High Court gives go-ahead for judicial review of Home Office decision not to implement recommendation on emergency evacuation plans for disabled residents
The High Court has agreed to hear a judicial review over the Home Office’s decision not to implement a recommendation from the Chair of the Grenfell Tower Inquiry for personal emergency evacuation plans for disabled people living in tower blocks.
A pair of residents who are disabled and live in a medium and high-rise building are bringing the claim with the support of a group named Claddag.
Claddag represents residents who are disabled or have health conditions and are living in homes affected by the cladding and building safety crisis.
The claimants argue that the Home Office’s decision not to implement recommendations made by the Chair of the Grenfell Tower Inquiry, Sir Martin Moore-Bick, in a 2019 consultation on Personal Emergency Evacuation Plans (PEEPs) was flawed.
Mr Moore-Bick recommended:
“e)[…] that the owner and manager of every high-rise residential building be required by law…to prepare personal emergency evacuation plans for all residents whose ability to self-evacuate may be compromised (such as persons with reduced mobility or cognition).”; and
f) […] that the owner and manager of every high-rise residential building be required by law to include up-to-date information about persons with reduced mobility and their associated PEEPs in the premises information box.”
In May 2022, the Home Office published its response to the PEEPS consultation, which detailed plans not to implement the two recommendations concerning evacuating disabled people.
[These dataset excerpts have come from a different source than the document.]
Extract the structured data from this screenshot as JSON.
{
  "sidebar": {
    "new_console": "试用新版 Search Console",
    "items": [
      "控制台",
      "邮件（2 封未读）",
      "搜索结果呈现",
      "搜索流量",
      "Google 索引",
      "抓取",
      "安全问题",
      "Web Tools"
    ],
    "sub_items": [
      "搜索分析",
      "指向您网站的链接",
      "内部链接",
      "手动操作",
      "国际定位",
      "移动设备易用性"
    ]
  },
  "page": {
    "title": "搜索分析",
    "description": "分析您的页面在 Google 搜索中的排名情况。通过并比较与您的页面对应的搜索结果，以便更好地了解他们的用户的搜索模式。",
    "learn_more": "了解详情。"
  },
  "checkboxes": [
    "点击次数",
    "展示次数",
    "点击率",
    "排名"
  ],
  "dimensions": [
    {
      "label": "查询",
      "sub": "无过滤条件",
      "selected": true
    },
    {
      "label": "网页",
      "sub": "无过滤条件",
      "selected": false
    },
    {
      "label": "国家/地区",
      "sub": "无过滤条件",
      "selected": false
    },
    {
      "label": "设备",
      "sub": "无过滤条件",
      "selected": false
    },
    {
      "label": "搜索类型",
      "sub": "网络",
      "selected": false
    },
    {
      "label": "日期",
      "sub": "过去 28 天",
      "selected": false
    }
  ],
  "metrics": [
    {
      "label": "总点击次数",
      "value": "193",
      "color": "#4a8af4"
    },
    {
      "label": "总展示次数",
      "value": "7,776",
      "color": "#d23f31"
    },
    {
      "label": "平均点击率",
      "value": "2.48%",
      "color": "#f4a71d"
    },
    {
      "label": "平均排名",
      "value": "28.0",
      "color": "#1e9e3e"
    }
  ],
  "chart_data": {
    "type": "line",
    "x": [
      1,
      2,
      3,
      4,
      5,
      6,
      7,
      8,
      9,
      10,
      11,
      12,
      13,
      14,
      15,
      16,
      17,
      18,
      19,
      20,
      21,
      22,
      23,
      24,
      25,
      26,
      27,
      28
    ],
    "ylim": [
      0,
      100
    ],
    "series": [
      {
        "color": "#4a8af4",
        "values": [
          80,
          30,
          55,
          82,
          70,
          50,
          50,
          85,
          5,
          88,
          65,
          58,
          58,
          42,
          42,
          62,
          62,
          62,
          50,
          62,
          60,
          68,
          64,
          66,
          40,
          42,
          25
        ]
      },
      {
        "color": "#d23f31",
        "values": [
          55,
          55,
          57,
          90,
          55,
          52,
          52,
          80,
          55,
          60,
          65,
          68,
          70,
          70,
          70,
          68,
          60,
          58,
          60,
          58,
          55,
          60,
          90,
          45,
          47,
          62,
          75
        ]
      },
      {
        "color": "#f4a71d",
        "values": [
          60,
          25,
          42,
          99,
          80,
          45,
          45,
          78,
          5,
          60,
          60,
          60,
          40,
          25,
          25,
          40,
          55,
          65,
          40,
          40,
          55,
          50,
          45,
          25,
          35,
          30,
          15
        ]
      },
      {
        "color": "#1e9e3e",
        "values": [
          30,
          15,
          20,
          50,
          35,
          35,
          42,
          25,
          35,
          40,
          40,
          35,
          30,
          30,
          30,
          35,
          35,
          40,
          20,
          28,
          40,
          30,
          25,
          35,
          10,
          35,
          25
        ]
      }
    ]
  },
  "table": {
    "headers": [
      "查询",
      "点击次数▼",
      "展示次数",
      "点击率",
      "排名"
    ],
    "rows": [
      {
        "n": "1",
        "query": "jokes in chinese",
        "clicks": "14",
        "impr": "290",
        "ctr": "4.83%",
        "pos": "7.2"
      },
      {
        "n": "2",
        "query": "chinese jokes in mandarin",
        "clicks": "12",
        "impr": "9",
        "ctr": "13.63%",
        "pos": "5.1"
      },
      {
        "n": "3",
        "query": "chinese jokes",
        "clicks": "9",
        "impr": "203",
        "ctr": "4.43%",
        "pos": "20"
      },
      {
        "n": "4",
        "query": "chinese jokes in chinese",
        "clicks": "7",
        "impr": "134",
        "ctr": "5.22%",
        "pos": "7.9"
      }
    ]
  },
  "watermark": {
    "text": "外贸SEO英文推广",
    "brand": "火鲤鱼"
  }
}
It said this was due to concerns around safety, practicality, and proportionality.
Instead, it announced it would introduce “an alternative package of initiatives that supports the fire safety of residents whose ability to self-evacuate may be compromised”.
In their pre-action protocol letter challenging the omission, the claimants argued that the Home Office showed a failure to have regard to the “key rationale (and expert evidential foundation) for the recommendations”, a breach of legitimate expectation by failing to consult on departure from the recommendations, and unfairness in the PEEPs consultation process, “which has deprived consultees of a fair opportunity to address fundamental matters relied on in the decision”.
In addition, the group claimed the decision amounted to a breach of the public sector equality duty in s.149 of the Equality Act 2010 and a breach of Article 2 and/or Article 14 (read with Article 2) of the European Convention on Human Rights (ECHR).
Article 2 of the ECHR protects the right to life, and Article 14 prohibits discrimination. The group argue the Home Office breached the ECHR in failing to put in place an adequate system to safeguard the life of disabled residents in the event of fire and/or in failing to cater for the different needs of disabled persons unable to independently evacuate from high-rise residential buildings.
In giving permission for the case to be heard, the High Court also granted the claimant a cost capping order as it deemed it a public interest case, meaning if unsuccessful, the group will pay no more than £20,000 of the Home Office’s legal fees.
Law for Change has donated £10,000 to the group’s legal fund, and supporters have also donated a further £5,805, but the group is seeking a further £6,000 in donations on its crowdfunding page in order to proceed.
In an update announcing the High Court’s decision, Claddag said it hoped the case would be heard before the end of the year.
The Home Office declined to comment on the legal proceedings.